2 - Reset everything from scratch
Why not use the git checkout . command instead?
The results are pretty much the same. But git checkout does some operations regardless the working tree integrity and it can significantly slow down the the revert process.
Git reset does not care about those that and that is a good thing, because we don't care either.
We just want to nuke everything and get back to the start.
git reset --hard head
And like magic you branch is brand new.
3 - Hotfix with a clean state
You are in the middle of something and need to switch to master to solve something. Let's do it the smart way.
First we need to save our current code. You can use git stash but a more safe approach is just commit the incomplete. We will come back to that later.
git add .
git commit -m "chore: ncomplete commit"
The we go to the master branch.
git checkout master
Like before, why just not use git pull? Well the same rules apply here. Git pull will split into two commands, git fetch and git merge. The git fetch only updates the remote commit references inside your machine, but the git merge operation will do all that shenanigans to your local branch.

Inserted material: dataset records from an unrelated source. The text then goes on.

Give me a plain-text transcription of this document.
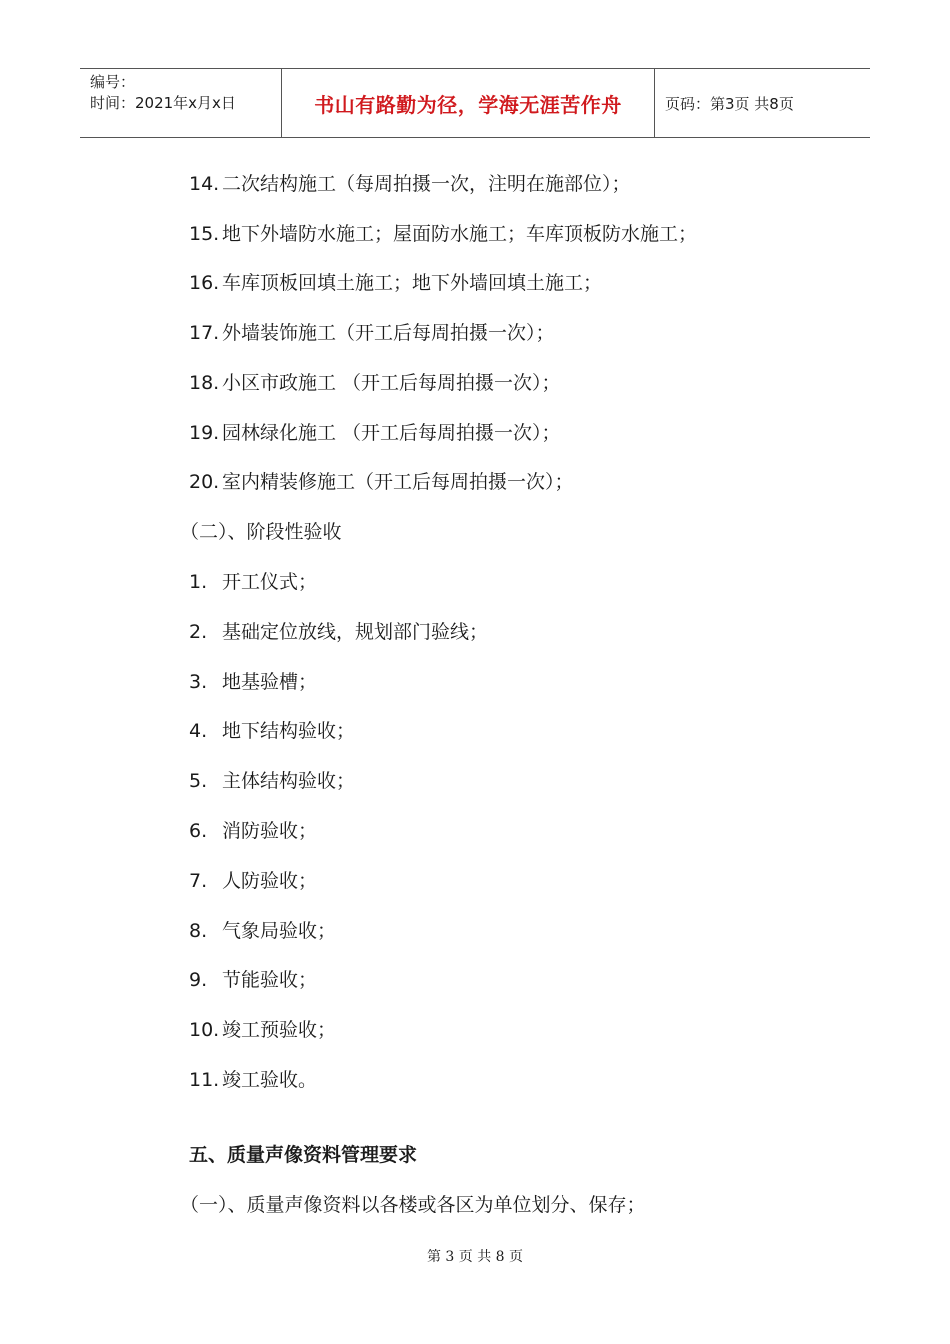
编号：
时间：2021年x月x日	书山有路勤为径，学海无涯苦作舟	页码：第3页 共8页
14. 二次结构施工（每周拍摄一次，注明在施部位）；
15. 地下外墙防水施工；屋面防水施工；车库顶板防水施工；
16. 车库顶板回填土施工；地下外墙回填土施工；
17. 外墙装饰施工（开工后每周拍摄一次）；
18. 小区市政施工 （开工后每周拍摄一次）；
19. 园林绿化施工 （开工后每周拍摄一次）；
20. 室内精装修施工（开工后每周拍摄一次）；
（二）、阶段性验收
1. 开工仪式；
2. 基础定位放线，规划部门验线；
3. 地基验槽；
4. 地下结构验收；
5. 主体结构验收；
6. 消防验收；
7. 人防验收；
8. 气象局验收；
9. 节能验收；
10. 竣工预验收；
11. 竣工验收。
五、质量声像资料管理要求
（一）、质量声像资料以各楼或各区为单位划分、保存；
第 3 页 共 8 页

And we don't want that. We just want our local master branch to have exactly the same commits the remote branch has. And that's the job that git reset does best.
git fetch --all
git reset --hard origin/master
And at a brazing speed your master branch is ready to the Hotfix.

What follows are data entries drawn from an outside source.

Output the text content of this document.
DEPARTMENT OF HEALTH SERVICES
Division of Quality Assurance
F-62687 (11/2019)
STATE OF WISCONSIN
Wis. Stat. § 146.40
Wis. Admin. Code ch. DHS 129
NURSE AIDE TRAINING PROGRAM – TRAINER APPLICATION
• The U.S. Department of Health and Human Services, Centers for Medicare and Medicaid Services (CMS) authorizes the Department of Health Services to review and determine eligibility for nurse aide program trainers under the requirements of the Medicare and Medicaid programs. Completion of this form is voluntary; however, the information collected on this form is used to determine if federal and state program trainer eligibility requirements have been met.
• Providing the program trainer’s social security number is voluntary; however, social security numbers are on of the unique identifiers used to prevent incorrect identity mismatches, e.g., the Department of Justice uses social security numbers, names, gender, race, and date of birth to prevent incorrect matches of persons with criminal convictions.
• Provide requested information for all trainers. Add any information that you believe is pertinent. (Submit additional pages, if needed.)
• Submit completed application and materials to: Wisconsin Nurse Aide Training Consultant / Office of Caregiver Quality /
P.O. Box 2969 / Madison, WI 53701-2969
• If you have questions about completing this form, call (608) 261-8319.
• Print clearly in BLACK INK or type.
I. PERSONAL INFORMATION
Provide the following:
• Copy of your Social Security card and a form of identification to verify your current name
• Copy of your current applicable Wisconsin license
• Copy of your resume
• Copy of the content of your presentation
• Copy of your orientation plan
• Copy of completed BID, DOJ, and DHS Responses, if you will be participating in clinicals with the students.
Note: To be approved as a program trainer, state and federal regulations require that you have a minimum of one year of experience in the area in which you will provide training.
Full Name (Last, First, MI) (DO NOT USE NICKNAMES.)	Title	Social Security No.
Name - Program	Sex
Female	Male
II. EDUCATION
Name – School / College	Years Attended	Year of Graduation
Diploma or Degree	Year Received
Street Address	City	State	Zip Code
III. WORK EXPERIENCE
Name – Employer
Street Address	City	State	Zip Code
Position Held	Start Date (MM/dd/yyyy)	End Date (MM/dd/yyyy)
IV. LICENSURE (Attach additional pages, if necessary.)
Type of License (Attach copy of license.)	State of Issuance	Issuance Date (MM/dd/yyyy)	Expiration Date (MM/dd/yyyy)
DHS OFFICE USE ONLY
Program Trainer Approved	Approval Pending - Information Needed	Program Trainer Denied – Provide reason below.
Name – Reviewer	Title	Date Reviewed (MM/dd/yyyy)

After we pushed the Hotfix it's time to go back to our branch.
git checkout my-brach
Now we have to roll back our incomplete code to the stage phase, and guess what command we will use? That's right, git reset!
git --soft head~1
Why --soft instead of --hard? Because the --hard option erases everything that isn't inside the commit reference, in that case head~1 means the commit before the head commit. Our last commit is the chore: incomplete commit and using --soft we will erase this commit from existence but preserve the changes it did.
We just did a safer stack operation, switching between two branches and guaranteed it's integrities.
4 - Develop to a new feature
Everytime you want to start from develop it's the same slow commands.
git checkout develop
git checkout -B my-branch
Let's speed the things up with git reset --hard
git checkout -B my-feature
git fetch --all
git reset --hard origin/develop
It doesn't matter the branch were you from, that commit will guarantee that you will have your branch my-branch with the same commits as the remote branch develop.
5 - Outro
It's interesting how a such useful command is barely used by the majority of developers. Maybe the reset nature can be scary, but with you know what your doing it's gonna be just peace and tranquility.